On top of everything else, she seems like a vindictive, spiteful person, judging from her reputation in Alaska politics, her open warfare with the McCain campaign and her juvenile tit-for-tat with her 19-year-old grandbaby-daddy Levi Johnston. If she can't brush off Levi's provocations, how would she handle Ahmadinejad? Or Joe Lieberman? I'll even allow that there's some sexism in the equation: Women suffer more from being perceived as vindictive and spiteful than men do. (It clearly didn't stop George W. Bush or John McCain.) Not fair; still true. But to be completely fair, McCain and even Bush accomplished more than Palin in the same life span, which maybe made their vindictiveness a little bit less defining than hers.

The main reason not to fear a President Palin can be seen in recent polling among independents and moderates. In a the most current ABC News/Washington Post poll, Greg Sargent drilled down to find that: only 37 percent of independents and 30 percent of self-described moderates think she’s qualified for the presidency, and 58 percent of moderates view her unfavorably. Even more intriguing (but not surprising): Palin's approval rating with men is higher than with women, 48 percent to 39 percent, and just a third of women believe she'd be qualified to be our first female president. (So much for Palin's appeal to Hillary Clinton fans!)

So I think the Sarah Palin rehab tour is more about Sarah Palin Inc. than Sarah Palin 2012. She'll rack up the speaking fees, raise some money for red-state, red-meat Republicans, further polarize the party and live the high life she thinks she deserves. Still, even as I dismiss Palin as a serious GOP threat, increasingly I believe that the faux-populism of the right is something to worry about. It may be fun to mock Sarah Palin, but Democrats shouldn't laugh at many of the people who admire her – who see a folksy, new kind of self-made mom trying to fight the bad old Eastern elites.

Two great blog posts last week made me worry: Timothy Egan's "The Betrayal," and my friend Digby's "What if they don't," about how liberals are too complacent that moderate Republicans and the rest of the country will laugh off the likes of Palin, Dobbs, Tom Tancredo and all the silly nutjobs who listen to them.

Egan intensified my growing fear that Democrats may be unable to ride the rising tide of populist rage, given their ties to Wall Street and K Street. "If health care reform gives people a choice, and doesn’t just fatten the rolls of insurance companies, it will be something to run on," Egan wrote. "If the recovery helps millions of people who don’t have a well-staffed lobby in Washington, it too will be a plus." But Egan made a good case that the party increasingly identified with Goldman Sachs may well pay at the polls nationwide in 2010, as Jon Corzine did in New Jersey this month.

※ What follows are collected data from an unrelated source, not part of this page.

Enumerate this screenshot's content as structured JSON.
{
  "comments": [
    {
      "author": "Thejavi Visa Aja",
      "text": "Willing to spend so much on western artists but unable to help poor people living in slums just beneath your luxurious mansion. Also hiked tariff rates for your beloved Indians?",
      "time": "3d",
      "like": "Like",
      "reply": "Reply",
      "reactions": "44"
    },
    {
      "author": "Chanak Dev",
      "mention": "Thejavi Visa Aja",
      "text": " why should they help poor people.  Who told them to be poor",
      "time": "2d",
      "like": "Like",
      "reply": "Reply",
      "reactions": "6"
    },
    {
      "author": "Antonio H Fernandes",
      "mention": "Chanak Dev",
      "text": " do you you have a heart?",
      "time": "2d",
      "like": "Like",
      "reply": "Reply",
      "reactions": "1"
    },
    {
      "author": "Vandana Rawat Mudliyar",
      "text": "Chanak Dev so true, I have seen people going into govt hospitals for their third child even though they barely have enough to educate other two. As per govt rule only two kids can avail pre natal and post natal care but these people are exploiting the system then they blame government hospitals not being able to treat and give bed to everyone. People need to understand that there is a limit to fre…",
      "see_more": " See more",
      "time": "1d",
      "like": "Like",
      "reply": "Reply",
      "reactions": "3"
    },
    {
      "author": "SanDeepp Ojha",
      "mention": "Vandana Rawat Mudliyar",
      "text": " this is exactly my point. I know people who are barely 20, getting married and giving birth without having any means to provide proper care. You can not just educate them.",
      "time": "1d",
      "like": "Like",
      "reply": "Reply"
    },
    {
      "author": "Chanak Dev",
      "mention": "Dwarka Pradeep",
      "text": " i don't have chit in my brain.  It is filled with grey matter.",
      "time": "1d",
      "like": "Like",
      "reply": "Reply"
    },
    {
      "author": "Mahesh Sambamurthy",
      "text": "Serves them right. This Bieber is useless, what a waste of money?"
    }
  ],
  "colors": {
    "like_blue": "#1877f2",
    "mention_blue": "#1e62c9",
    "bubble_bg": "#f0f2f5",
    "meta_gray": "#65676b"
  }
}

So while I'm not worried about President Palin, I remain worried about President Obama. I'm particularly concerned that his increasingly triangulating, anti-deficit administration will do the wrong thing, morally and politically, and move to the right, without understanding that some right-wing rage could be rechanneled by acknowledging its roots: That the economic system seems rigged for the have-a-lots v. the have-a-littles, and despite their promises, the Democrats haven't done enough to change that. Palin can't change any of that, but Obama can. There's still time for him to do so, but the clock is ticking.